At first she just sat empty of sensation except for the shock of those faint thuds of sound. Then her heart began to beat to bursting; with dread, with a suffocation of suspense. She got up, quiet as a thief. The horse stopped. There came a step, rapid and eager. She fled like a furtive shadow into the house, fell on her knees there by the hearth, and hid her face against the big hide-covered chair. Her eyes were full of cold tears. Her finger-tips were ice. She was shaking—shuddering, rather—from head to foot. The steps had come close, had struck the threshold. There they stopped. After a pause, which her pulses filled with shaken rhythm, her name was spoken—So long it had been since she had heard it that it fell on her ear like a foreign speech.
“Sheila! Sheila!”
She lifted her head sharply. It was not Hilliard’s voice.

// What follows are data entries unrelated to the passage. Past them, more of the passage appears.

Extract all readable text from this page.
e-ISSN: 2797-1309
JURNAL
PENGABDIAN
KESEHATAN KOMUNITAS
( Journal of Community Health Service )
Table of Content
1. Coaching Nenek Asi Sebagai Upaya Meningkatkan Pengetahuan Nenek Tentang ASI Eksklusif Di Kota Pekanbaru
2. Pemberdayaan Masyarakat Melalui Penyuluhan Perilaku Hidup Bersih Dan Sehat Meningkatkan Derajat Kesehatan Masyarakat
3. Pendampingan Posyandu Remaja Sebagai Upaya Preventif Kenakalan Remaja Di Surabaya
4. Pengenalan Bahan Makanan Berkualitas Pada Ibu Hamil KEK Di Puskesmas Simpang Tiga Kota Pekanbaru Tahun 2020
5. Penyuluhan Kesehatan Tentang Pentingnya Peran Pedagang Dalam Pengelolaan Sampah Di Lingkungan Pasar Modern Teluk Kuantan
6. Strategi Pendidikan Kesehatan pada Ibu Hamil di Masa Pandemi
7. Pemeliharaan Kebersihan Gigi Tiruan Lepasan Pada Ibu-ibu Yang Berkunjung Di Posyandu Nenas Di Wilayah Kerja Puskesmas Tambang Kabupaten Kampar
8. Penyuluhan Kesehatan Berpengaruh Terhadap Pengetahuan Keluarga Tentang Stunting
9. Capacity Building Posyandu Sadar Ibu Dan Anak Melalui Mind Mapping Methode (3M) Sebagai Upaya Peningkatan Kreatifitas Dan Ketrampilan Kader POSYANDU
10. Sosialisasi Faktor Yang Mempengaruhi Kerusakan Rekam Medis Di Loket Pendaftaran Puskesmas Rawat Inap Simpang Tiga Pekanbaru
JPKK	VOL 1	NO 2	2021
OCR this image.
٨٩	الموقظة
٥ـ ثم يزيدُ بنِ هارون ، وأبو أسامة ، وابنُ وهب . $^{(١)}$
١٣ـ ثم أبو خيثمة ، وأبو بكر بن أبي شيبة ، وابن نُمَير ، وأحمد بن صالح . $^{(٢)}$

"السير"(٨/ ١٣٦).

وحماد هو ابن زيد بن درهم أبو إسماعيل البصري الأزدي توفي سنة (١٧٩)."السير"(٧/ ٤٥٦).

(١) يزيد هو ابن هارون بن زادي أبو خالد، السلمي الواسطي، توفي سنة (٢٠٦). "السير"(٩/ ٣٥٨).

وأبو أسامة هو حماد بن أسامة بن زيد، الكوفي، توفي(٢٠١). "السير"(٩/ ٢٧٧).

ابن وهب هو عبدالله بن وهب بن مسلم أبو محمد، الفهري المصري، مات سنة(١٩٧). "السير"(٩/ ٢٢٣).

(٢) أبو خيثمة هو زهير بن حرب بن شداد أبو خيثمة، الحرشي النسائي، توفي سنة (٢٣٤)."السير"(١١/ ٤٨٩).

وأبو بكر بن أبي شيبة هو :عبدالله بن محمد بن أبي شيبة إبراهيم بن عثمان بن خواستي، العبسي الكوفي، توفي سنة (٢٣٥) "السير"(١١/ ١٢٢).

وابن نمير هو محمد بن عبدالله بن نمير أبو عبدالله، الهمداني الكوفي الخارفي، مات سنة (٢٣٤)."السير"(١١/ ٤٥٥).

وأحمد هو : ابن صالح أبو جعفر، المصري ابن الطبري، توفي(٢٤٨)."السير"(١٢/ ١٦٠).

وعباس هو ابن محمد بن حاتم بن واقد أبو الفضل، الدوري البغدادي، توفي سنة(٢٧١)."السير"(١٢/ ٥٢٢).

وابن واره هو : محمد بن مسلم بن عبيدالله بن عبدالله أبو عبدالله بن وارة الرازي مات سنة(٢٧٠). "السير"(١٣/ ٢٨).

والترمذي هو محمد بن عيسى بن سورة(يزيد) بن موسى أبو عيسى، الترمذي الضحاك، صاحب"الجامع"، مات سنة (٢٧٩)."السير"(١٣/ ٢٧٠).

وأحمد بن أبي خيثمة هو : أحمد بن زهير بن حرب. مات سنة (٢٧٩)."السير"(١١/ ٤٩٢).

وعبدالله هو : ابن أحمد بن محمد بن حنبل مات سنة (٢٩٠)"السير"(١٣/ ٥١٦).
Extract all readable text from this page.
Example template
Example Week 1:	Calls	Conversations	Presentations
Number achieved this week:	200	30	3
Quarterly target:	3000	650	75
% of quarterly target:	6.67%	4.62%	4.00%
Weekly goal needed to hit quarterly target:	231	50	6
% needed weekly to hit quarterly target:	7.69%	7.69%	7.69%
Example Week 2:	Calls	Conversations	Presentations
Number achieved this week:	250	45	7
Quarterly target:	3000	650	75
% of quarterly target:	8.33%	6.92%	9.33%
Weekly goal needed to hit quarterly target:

“Sheila—” There was such an agony of fear in the softly spoken syllables, there was such a weight of dread on the breath of the speaker, that, for very pity, Sheila forgot herself. She got up from the floor and moved dazedly to meet the figure on the threshold. It was dimly outlined against the violet evening light. Sheila came up quite close and put her hands on the tense, hanging arms. They caught her. Then she sobbed and laughed aloud, calling out in her astonishment again and again, softly, incredulously—
“You, Dickie? Oh, Dickie, Dickie, it’s—you?”
CHAPTER XIV
SHEILA AND THE STARS
Hilliard’s first messenger had been hindered by death. Several times it seemed that his second messenger would suffer the same grim prevention. But this second messenger was young and set like steel to his purpose. He left the railroad at Millings, hired a horse, crossed the great plain above the town and braved the Pass, dangerous with overbalanced weights of melting snow. There, on the lonely Hill, he had his first encounter with that Arch-Hinderer. A snow-slide caught him and he left his horse buried, struggling out himself from the cold smother like a maimed insect to lie for hours by the road till breath and life came back to him. He got himself on foot to the nearest ranch, and there he hired a fresh horse and reached Rusty, at the end of the third day.
Rusty was overshadowed by a tragedy. The body of the trapper, Hilliard’s first messenger, had been found under the melting snow, a few days before, and to the white-faced young stranger was given that stained and withered letter in which Hilliard had excused and explained his desertion.
Nothing, at Rusty, had been heard of Sheila. No one knew even that she had ever left Miss Blake’s ranch—the history of such lonely places is a sealed book from snowfall until spring. Their tragedies are as dumb as the tragedies of animal life. No one had ever connected Sheila’s name with Hilliard’s. No one knew of his plans for her. The trapper had set off without delay, not even going back to his house, some little distance outside of Rusty, to tell his wife that he would be bringing home a lodger with him. There was, to be sure, at the office a small bundle of letters all in the same hand addressed to Miss Arundel. They had to wait, perforce, till the snow-bound country was released.